В конце переговоров Константин заметил в довольно резкой форме, что желает остаться непричастным к восстанию и может только ходатайствовать о помиловании виновных. «Между нами нет виновных!» – закричал в ответ на это Островский и надел «конфедератку» {534} . Тем всё и закончилось.

На следующий день к Константину приехал выходец из немцев генерал Шембек, которого цесаревич, убежденный в его верности и готовности помочь, принял как родного. Шембек сейчас же обещал привести свой 1-й егерский полк, который хранил верность присяге и стоял в Блони, к лагерю великого князя. Но вернувшись к войску, генерал обнаружил, что полк желает шагать вовсе не в Вержбу, а в Варшаву. Возражения были бесполезны, Шембек отдал приказание присоединиться к восставшим и направил полк в город. Там генерала и его солдат встретили как героев. Силы революции прибывали.
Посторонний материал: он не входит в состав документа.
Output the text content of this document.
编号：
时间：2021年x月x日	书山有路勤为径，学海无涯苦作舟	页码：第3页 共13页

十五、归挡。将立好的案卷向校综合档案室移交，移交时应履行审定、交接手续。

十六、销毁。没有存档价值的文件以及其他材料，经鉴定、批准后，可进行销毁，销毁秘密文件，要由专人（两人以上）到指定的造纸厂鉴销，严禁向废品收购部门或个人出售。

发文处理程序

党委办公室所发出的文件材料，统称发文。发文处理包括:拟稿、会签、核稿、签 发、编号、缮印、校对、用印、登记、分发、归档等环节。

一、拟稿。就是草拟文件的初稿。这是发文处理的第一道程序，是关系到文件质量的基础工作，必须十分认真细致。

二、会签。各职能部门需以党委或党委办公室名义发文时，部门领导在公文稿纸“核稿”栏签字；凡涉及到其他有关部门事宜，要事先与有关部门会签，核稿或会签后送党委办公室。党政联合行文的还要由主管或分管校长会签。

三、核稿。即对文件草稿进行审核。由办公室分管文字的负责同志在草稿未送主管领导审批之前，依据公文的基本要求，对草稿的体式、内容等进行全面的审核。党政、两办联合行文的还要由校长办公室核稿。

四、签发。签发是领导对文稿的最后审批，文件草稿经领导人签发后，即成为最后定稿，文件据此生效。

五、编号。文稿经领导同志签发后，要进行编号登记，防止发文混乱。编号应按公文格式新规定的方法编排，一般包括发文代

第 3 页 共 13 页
Положение великого князя и русских войск, расположившихся на прилегавшем к Вержбе Мокотовском поле, делалось всё хуже – у них не было ни пищи, ни одежды, ни крыши над головой; выступая из города, никто не ожидал, что поход затянется более чем на сутки. «Восстание берет сильно вверх, порывы его в эту ночь были страшные – удержать их было нельзя ничем, – прыгающим почерком писал Любецкий в записке великому князю в ночь после возвращения депутации. – Совет не может иметь никаких сношений с вашим императорским высочеством – одна мысль договора с вами подвергла его величайшей опасности. В таком положении дел совет предлагает вашему высочеству одно из двух – или сдаться, или тотчас уходить» {535} .

Драгоценное время было упущено – теперь победить революцию не только в несколько часов, но и в несколько дней было невозможно.

Все польские войска, до сих пор хранившие цесаревичу верность, были им отпущены; впрочем, многие из них начали уходить и без его позволения и вскоре уже обнимались с жителями Варшавы, которые кричали: «Да здравствует польское войско!», украшали венками военные знамена и путали ряды. «На всех главных зданиях столицы показался написанный большими буквами стих Мицкевича: “Приветствую тебя, заря свободы! За тобою солнце спасения!”» {536} .

В тот же день, 21 ноября (3 декабря), цесаревич начал отступление к границам России. Временное правительство получило от него объявление: «Я выступаю с императорскими войсками и удаляюсь от столицы. Я надеюсь на великодушие польской нации и уверен, что мои войска не будут во время их движения тревожимы. Я вверяю покровительству нации охранение зданий, собственность разных лиц и жизнь особ» {537} . Хлопицкий принял меры к тому, чтобы отступление цесаревича было безопасным и покушений на Константина и его войско в продолжение этого похода действительно не было.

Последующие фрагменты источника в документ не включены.